Lyme disease pathogens, transmitted through bites of infected ticks, are a growing threat, with disease incidence rising across the northern hemisphere. Ixodid ticks (hard-bodied ticks) have complex life cycles; After hatching, larvae take a blood meal from a host, attaching for a few days, before dropping into the leaf litter to digest their meal. They moult into nymphs, which will take another blood meal from a different host before dropping and moulting into adult ticks. Adult females will take one last blood meal before laying thousands of eggs, bringing a new generation.

Ticks face two main challenges: finding hosts and surviving off-hosts. Ixodes ricinus - the main vector of Lyme disease in Europe - is a generalist, feeding on most vertebrates, including humans and pets. Small and unable to move far, ticks climb vegetation and wait to attach onto passing animals. Larvae hatch uninfected, potentially acquiring Lyme disease bacteria during their first meal. In Europe, birds, rodents and other small-to-medium sized vertebrates (especially blackbirds, song thrushes, pheasants, squirrels and other rodents) can transmit the pathogens. Deer are interesting because they cannot transmit the pathogens to ticks, but are very important because they can feed a large numbers of larval, nymphal and adult ticks, and are often the main drivers of tick populations.

Rising Lyme disease incidence is likely driven by many factors, including increases in deer populations; climate warming that allows tick distributions to shift to higher latitudes and altitudes; reforestation that creates suitable habitats for ticks and their hosts; increased outdoor recreation; and greater awareness and reporting.

 Now, stop reading for a minute and imagine you are hiking in the countryside. Chances are that, once home, you will check yourself for ticks, using a tick removal tool to dislodge any that have attached, watching out for Lyme disease symptoms for the next few weeks. Now imagine you are taking your dog for its morning walk in your local urban park before heading to work. It’s a nice park and you even see deer sometimes, hiding in the pockets of woodland. When you arrive back home, chances are, you are probably not going to check yourself for ticks before heading to work.  

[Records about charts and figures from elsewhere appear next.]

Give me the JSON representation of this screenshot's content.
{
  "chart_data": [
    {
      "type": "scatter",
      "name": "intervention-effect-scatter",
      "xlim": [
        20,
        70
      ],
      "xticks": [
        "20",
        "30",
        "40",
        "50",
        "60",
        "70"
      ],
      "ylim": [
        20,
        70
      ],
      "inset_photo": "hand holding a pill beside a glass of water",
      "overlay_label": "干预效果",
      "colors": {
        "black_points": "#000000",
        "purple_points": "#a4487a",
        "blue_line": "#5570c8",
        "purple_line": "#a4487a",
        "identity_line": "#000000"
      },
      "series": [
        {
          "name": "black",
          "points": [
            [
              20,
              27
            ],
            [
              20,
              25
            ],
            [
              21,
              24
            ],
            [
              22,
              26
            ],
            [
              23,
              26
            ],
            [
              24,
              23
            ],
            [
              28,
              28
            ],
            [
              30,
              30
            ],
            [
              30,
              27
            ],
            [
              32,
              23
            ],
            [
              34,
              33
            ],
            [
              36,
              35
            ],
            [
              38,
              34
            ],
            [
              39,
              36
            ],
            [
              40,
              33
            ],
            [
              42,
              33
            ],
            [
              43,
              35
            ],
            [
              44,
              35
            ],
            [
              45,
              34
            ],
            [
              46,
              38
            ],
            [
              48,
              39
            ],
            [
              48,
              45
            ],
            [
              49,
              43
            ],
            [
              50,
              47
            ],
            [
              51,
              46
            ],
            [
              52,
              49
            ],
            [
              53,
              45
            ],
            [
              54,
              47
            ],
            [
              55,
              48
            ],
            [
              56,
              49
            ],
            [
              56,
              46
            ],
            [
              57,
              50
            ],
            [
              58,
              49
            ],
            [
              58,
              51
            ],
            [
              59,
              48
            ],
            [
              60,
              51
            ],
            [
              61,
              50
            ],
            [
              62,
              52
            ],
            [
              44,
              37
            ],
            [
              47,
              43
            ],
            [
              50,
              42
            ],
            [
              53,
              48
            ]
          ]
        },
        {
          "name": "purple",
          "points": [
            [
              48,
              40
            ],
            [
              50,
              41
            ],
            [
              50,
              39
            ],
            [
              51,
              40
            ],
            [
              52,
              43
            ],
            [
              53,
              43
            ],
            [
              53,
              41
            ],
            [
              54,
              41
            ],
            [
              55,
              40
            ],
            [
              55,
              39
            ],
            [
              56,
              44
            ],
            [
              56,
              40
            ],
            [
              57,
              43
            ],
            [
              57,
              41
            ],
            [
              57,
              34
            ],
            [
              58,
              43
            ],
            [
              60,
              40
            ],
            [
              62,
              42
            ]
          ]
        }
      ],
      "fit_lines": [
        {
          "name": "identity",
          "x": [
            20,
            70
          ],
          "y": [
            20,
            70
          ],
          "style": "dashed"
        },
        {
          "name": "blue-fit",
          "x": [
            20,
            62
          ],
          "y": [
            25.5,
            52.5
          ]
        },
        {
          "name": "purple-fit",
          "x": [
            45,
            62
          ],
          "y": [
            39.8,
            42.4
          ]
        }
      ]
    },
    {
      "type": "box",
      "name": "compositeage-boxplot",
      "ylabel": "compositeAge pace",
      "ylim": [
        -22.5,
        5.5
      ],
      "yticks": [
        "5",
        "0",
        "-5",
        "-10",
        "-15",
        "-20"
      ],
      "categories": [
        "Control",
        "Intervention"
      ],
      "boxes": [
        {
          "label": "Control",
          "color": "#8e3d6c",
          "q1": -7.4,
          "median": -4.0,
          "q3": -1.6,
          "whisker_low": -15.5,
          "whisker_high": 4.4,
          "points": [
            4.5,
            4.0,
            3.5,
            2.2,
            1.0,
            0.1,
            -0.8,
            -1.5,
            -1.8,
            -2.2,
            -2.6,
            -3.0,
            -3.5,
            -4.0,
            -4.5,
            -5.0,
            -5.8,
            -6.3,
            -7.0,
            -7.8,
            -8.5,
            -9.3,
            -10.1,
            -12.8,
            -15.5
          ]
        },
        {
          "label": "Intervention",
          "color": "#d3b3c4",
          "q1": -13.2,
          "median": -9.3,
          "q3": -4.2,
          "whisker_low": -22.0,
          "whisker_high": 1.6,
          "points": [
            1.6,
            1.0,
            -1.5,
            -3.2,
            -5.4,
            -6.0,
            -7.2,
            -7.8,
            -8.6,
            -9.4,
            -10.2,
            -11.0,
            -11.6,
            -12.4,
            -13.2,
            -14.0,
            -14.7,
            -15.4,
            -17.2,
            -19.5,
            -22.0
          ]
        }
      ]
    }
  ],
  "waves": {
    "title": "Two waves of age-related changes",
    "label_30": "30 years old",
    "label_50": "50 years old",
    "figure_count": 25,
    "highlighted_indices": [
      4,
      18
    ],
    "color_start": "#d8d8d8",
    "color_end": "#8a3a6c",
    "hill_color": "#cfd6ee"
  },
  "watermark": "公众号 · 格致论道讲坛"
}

But maybe you should, depending on where you live. Ticks are present in many urban greenspaces throughout the northern hemisphere. Not every city or every park will have them, but research has shown that ticks do occur in many cities. From personal experience, we knew that tick hazard varies between cities. Therefore, we were particularly interested in why some cities vary so much in their tick and Lyme disease risks. What is it about the city itself? Perhaps cities with more trees have higher densities of ticks in their parks? Or is it more to do with where the city lies in the landscape? For example, if a city is surrounded by woodlands, a habitat known to be preferred by deer, other wildlife and ticks, do some of these animals visit or migrate into the city, carrying ticks and dropping them off in the urban parks? Do more green corridors between the city and its hinterland make it easier for animals to access the city, meaning a higher risk of ticks and Lyme disease for city dwellers?  

In our Nature Cities study, we addressed these questions by taking a nation-wide approach, and selected 16 small cities in England, Wales and Scotland, chosen specifically to gain a wide variation in woodland cover both inside and surrounding each city. In and around each city, we selected 5 urban greenspaces & 5 rural woodlands (5 - 10 km away from the cities) and we estimated the density of questing (unfed ticks that are looking for hosts) ticks at each site before testing them for the bacteria causing Lyme disease.

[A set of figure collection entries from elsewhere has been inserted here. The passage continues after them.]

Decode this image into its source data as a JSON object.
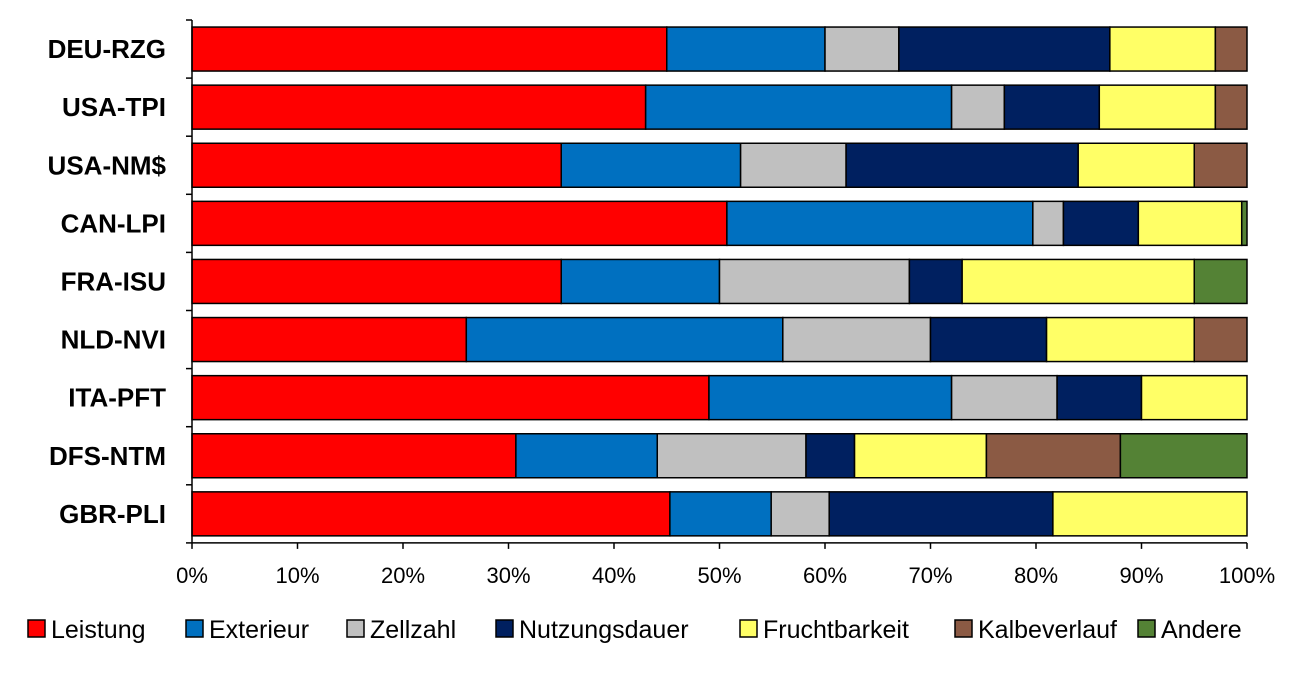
{
  "chart_data": {
    "type": "bar",
    "orientation": "horizontal",
    "stacked": true,
    "normalized": true,
    "categories": [
      "DEU-RZG",
      "USA-TPI",
      "USA-NM$",
      "CAN-LPI",
      "FRA-ISU",
      "NLD-NVI",
      "ITA-PFT",
      "DFS-NTM",
      "GBR-PLI"
    ],
    "series": [
      {
        "name": "Leistung",
        "color": "#ff0000",
        "values": [
          45,
          43,
          35,
          50.7,
          35,
          26,
          49,
          30.7,
          45.3
        ]
      },
      {
        "name": "Exterieur",
        "color": "#0070c0",
        "values": [
          15,
          29,
          17,
          29,
          15,
          30,
          23,
          13.4,
          9.6
        ]
      },
      {
        "name": "Zellzahl",
        "color": "#c0c0c0",
        "values": [
          7,
          5,
          10,
          2.9,
          18,
          14,
          10,
          14.1,
          5.5
        ]
      },
      {
        "name": "Nutzungsdauer",
        "color": "#002060",
        "values": [
          20,
          9,
          22,
          7.1,
          5,
          11,
          8,
          4.6,
          21.2
        ]
      },
      {
        "name": "Fruchtbarkeit",
        "color": "#ffff66",
        "values": [
          10,
          11,
          11,
          9.8,
          22,
          14,
          10,
          12.5,
          18.4
        ]
      },
      {
        "name": "Kalbeverlauf",
        "color": "#8b5a44",
        "values": [
          3,
          3,
          5,
          0,
          0,
          5,
          0,
          12.7,
          0
        ]
      },
      {
        "name": "Andere",
        "color": "#548235",
        "values": [
          0,
          0,
          0,
          0.5,
          5,
          0,
          0,
          12,
          0
        ]
      }
    ],
    "x_ticks": [
      "0%",
      "10%",
      "20%",
      "30%",
      "40%",
      "50%",
      "60%",
      "70%",
      "80%",
      "90%",
      "100%"
    ],
    "xlim": [
      0,
      100
    ],
    "grid": false,
    "legend_position": "bottom"
  }
}
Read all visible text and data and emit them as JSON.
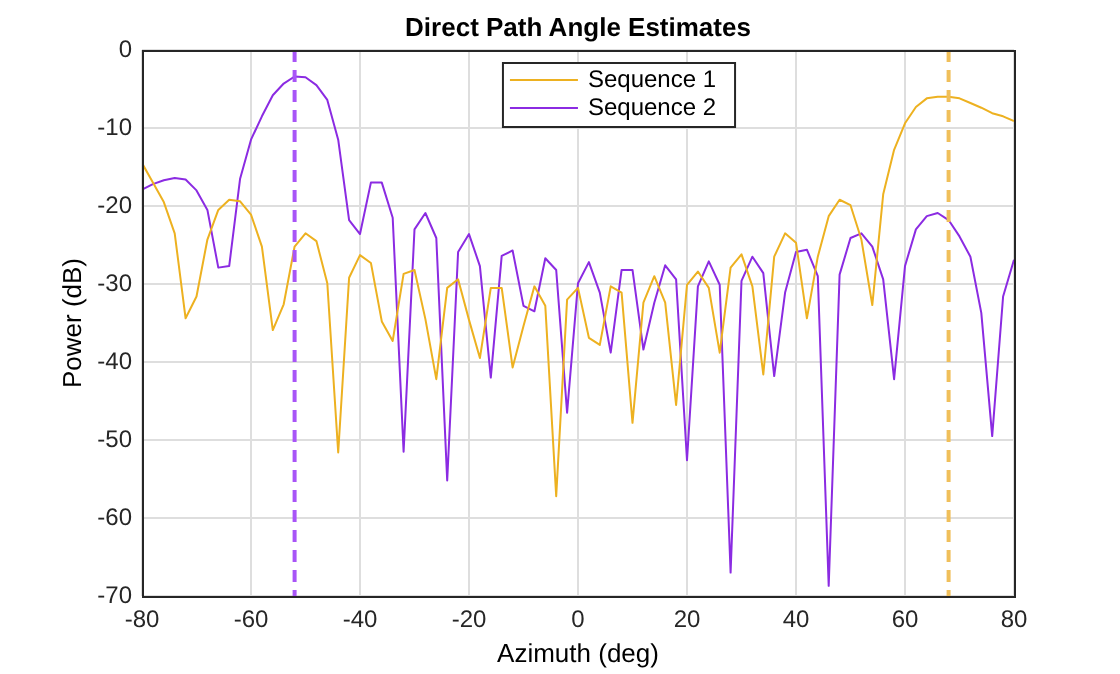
{
  "chart_data": {
    "type": "line",
    "title": "Direct Path Angle Estimates",
    "xlabel": "Azimuth (deg)",
    "ylabel": "Power (dB)",
    "x": [
      -80,
      -78,
      -76,
      -74,
      -72,
      -70,
      -68,
      -66,
      -64,
      -62,
      -60,
      -58,
      -56,
      -54,
      -52,
      -50,
      -48,
      -46,
      -44,
      -42,
      -40,
      -38,
      -36,
      -34,
      -32,
      -30,
      -28,
      -26,
      -24,
      -22,
      -20,
      -18,
      -16,
      -14,
      -12,
      -10,
      -8,
      -6,
      -4,
      -2,
      0,
      2,
      4,
      6,
      8,
      10,
      12,
      14,
      16,
      18,
      20,
      22,
      24,
      26,
      28,
      30,
      32,
      34,
      36,
      38,
      40,
      42,
      44,
      46,
      48,
      50,
      52,
      54,
      56,
      58,
      60,
      62,
      64,
      66,
      68,
      70,
      72,
      74,
      76,
      78,
      80
    ],
    "series": [
      {
        "name": "Sequence 1",
        "color": "#edb120",
        "values": [
          -14.5,
          -17,
          -19.5,
          -23.5,
          -34.4,
          -31.6,
          -24.3,
          -20.5,
          -19.2,
          -19.4,
          -21.1,
          -25.2,
          -35.9,
          -32.6,
          -25.2,
          -23.5,
          -24.5,
          -29.9,
          -51.6,
          -29.2,
          -26.3,
          -27.3,
          -34.8,
          -37.3,
          -28.7,
          -28.2,
          -34.5,
          -42.2,
          -30.5,
          -29.4,
          -34.6,
          -39.5,
          -30.5,
          -30.5,
          -40.7,
          -35.4,
          -30.3,
          -32.8,
          -57.2,
          -32,
          -30.5,
          -36.9,
          -37.8,
          -30.3,
          -31.1,
          -47.8,
          -32.4,
          -29,
          -32.4,
          -45.5,
          -30.1,
          -28.4,
          -30.5,
          -38.8,
          -27.9,
          -26.2,
          -30.3,
          -41.6,
          -26.5,
          -23.5,
          -24.7,
          -34.4,
          -26.5,
          -21.3,
          -19.2,
          -19.9,
          -24.3,
          -32.7,
          -18.5,
          -12.8,
          -9.4,
          -7.3,
          -6.2,
          -6,
          -6,
          -6.2,
          -6.8,
          -7.4,
          -8.1,
          -8.5,
          -9.1
        ]
      },
      {
        "name": "Sequence 2",
        "color": "#8b2be2",
        "values": [
          -17.9,
          -17.2,
          -16.7,
          -16.4,
          -16.6,
          -18,
          -20.5,
          -27.9,
          -27.7,
          -16.5,
          -11.5,
          -8.5,
          -5.8,
          -4.3,
          -3.4,
          -3.5,
          -4.5,
          -6.4,
          -11.5,
          -21.8,
          -23.6,
          -17,
          -17,
          -21.5,
          -51.5,
          -23,
          -20.9,
          -24.1,
          -55.2,
          -25.9,
          -23.6,
          -27.7,
          -42,
          -26.4,
          -25.7,
          -32.8,
          -33.5,
          -26.7,
          -28.2,
          -46.5,
          -29.9,
          -27.2,
          -31.1,
          -38.8,
          -28.2,
          -28.2,
          -38.4,
          -32.4,
          -27.6,
          -29.4,
          -52.6,
          -30.3,
          -27.1,
          -30.1,
          -67,
          -29.6,
          -26.5,
          -28.6,
          -41.8,
          -31.1,
          -25.9,
          -25.6,
          -29,
          -68.7,
          -28.8,
          -24.1,
          -23.5,
          -25.2,
          -29.4,
          -42.2,
          -27.7,
          -23,
          -21.3,
          -20.9,
          -21.8,
          -23.9,
          -26.5,
          -33.7,
          -49.5,
          -31.6,
          -26.9
        ]
      }
    ],
    "xlim": [
      -80,
      80
    ],
    "xticks": [
      -80,
      -60,
      -40,
      -20,
      0,
      20,
      40,
      60,
      80
    ],
    "ylim": [
      -70,
      0
    ],
    "yticks": [
      -70,
      -60,
      -50,
      -40,
      -30,
      -20,
      -10,
      0
    ],
    "ref_lines": [
      {
        "axis": "x",
        "value": -52,
        "color": "#a855f7",
        "line_style": "dashed"
      },
      {
        "axis": "x",
        "value": 68,
        "color": "#f0bf5a",
        "line_style": "dashed"
      }
    ],
    "grid": true,
    "legend": "top",
    "marker": "none",
    "line_style": "solid"
  }
}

We expected that greener cities with more woodlands and less built-up areas (within 5 km of the city centre) would have more ticks, as woodlands are the most suitable habitats for Ixodes ricinus, providing them with a suitable microclimate for their survival off host and harbouring higher densities of vertebrate hosts. However, we were surprised that this was not the case at all: woodland cover within the city did not relate to the density of ticks or the Lyme disease risk (density of infected ticks) in urban greenspaces. We also found that connectivity between cities and their hinterlands did not affected tick or Lyme disease risk, probably because most our cities were connected enough.

Instead, we found that what is happening in the surrounding rural environment matters much more strongly; the density of ticks (including infected ticks) in cities depended on the density of ticks in the hinterland; the more ticks in the hinterland, the more ticks and infected ticks in the city.  We also found significantly more ticks in urban greenspaces in cities that had more woodland cover and less built-up cover in their hinterlands, (5 to 10 kilometres away from the city itself).

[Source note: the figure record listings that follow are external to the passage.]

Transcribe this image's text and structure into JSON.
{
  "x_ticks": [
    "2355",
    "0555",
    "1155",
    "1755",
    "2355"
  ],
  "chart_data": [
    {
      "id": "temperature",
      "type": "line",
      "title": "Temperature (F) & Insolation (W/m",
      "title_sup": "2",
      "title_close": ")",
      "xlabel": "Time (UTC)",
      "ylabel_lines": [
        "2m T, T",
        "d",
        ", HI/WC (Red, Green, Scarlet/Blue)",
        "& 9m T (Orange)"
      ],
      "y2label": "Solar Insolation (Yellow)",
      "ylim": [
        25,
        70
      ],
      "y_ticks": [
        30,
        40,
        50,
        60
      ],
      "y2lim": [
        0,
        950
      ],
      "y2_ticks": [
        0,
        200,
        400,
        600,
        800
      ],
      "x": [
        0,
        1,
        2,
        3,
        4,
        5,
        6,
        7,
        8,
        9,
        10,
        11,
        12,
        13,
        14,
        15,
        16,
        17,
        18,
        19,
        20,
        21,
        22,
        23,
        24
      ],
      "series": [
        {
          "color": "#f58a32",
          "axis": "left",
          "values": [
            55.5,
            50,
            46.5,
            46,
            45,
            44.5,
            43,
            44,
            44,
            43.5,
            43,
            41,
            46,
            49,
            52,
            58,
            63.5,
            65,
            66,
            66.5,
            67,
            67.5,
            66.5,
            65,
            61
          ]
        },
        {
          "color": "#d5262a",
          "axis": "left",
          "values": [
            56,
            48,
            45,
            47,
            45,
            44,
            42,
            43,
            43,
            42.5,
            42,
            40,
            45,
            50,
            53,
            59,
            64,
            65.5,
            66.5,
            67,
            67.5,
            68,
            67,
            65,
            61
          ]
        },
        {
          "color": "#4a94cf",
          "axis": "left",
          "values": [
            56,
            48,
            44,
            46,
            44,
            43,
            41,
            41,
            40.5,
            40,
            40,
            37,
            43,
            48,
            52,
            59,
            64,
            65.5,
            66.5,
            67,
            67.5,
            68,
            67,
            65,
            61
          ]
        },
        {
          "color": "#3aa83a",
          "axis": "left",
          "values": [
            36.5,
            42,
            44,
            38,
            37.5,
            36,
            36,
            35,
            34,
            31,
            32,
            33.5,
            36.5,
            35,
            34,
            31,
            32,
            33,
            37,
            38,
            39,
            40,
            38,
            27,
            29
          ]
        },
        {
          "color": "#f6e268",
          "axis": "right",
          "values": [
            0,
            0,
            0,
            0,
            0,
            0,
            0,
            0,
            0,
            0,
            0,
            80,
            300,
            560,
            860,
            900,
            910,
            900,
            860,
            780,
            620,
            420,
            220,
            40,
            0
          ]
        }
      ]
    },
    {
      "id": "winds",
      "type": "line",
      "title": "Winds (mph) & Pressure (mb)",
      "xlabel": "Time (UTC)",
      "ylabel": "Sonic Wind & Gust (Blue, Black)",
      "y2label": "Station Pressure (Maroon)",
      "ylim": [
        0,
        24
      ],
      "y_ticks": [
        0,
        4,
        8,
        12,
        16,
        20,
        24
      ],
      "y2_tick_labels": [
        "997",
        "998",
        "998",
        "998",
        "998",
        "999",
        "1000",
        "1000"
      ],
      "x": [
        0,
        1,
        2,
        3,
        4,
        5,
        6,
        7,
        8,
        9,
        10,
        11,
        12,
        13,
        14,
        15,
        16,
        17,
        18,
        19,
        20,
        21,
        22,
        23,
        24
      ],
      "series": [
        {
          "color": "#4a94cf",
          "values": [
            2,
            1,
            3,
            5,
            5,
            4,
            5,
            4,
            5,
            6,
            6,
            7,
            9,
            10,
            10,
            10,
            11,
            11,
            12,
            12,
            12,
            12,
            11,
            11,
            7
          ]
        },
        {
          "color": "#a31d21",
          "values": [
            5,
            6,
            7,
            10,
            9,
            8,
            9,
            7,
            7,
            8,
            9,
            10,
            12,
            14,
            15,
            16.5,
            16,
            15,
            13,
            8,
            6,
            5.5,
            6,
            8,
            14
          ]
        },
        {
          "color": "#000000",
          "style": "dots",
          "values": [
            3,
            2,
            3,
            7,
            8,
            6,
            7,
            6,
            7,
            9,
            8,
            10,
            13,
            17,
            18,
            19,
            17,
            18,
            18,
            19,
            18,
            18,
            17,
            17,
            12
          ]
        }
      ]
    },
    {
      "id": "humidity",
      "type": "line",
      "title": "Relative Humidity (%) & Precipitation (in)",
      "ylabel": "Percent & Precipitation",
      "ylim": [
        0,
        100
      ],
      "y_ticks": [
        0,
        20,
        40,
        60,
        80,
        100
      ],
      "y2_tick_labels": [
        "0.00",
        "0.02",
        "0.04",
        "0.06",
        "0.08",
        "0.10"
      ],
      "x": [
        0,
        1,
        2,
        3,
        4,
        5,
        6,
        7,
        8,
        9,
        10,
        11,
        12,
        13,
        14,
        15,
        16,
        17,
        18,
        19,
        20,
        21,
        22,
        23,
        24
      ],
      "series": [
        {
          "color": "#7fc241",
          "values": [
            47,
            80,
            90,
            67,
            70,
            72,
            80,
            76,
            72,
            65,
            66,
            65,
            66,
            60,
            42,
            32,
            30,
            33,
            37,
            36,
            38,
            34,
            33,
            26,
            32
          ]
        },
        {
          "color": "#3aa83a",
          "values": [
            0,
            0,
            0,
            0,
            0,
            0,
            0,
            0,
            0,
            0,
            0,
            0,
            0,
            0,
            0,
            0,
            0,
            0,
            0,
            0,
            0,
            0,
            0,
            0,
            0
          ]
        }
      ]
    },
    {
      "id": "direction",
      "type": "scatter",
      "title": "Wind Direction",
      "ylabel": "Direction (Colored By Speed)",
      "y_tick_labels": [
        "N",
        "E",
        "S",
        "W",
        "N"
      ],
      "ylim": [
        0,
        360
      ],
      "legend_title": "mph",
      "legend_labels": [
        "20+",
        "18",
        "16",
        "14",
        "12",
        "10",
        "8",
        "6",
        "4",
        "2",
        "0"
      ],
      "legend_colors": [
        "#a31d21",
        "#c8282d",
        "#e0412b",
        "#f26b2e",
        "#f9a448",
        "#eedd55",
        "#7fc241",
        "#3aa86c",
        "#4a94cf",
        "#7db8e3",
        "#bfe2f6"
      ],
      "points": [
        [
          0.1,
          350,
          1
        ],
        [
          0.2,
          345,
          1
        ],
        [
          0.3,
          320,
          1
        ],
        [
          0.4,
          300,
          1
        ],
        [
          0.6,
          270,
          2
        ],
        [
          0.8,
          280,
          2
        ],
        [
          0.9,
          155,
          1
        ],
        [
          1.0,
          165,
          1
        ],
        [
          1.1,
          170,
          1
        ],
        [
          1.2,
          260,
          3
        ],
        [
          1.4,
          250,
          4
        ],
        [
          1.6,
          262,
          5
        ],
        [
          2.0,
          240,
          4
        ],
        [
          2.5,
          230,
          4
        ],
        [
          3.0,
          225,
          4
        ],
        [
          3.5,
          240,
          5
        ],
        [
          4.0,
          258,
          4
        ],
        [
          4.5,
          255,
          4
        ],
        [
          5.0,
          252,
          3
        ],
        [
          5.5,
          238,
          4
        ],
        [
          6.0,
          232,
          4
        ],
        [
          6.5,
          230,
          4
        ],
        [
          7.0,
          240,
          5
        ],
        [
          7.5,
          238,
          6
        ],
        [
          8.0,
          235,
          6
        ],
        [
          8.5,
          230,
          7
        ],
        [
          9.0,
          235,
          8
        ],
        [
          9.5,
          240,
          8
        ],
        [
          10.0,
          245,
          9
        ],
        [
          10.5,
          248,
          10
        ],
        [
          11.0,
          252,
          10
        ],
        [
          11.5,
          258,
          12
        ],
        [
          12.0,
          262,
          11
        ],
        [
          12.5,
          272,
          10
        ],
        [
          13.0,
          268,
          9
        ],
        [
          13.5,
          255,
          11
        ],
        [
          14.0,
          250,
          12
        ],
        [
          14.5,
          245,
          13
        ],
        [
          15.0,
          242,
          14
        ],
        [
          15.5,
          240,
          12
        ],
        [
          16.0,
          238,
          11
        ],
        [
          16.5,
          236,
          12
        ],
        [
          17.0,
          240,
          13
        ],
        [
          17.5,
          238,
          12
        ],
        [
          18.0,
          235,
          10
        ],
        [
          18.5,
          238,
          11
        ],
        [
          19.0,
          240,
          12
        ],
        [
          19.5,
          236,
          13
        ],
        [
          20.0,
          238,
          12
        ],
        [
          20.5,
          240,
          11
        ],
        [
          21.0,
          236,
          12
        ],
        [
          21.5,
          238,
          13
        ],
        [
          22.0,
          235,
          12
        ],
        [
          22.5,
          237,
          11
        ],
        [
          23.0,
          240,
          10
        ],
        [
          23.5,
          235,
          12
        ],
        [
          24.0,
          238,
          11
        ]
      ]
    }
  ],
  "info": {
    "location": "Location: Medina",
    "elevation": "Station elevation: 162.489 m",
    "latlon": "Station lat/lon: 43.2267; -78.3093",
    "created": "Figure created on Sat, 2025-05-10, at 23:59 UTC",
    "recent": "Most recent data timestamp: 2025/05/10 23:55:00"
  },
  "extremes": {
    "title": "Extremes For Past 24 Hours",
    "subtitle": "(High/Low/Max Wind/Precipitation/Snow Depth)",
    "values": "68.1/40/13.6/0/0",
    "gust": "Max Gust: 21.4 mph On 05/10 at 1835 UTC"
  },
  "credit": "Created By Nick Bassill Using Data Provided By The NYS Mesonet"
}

Why is that? We hypothesise that hinterlands with more woodlands and less built-up areas are also likely to have more deer, which could be dispersing into the cities, carrying ticks with them. Another explanation could be that, with cities growing larger, some rural woodlands may become new urban greenspaces, retaining ticks and their hosts.

Our key finding, that the hinterlands’ characteristics (tick density, woodland cover, built-up cover), rather than within-city metrics, influence urban ticks and Lyme disease hazard, shows that rural and urban ecosystem are strongly linked. Based on these findings, we believe that mitigation strategies might be more effective if they target both the individual urban greenspaces and key rural woodlands.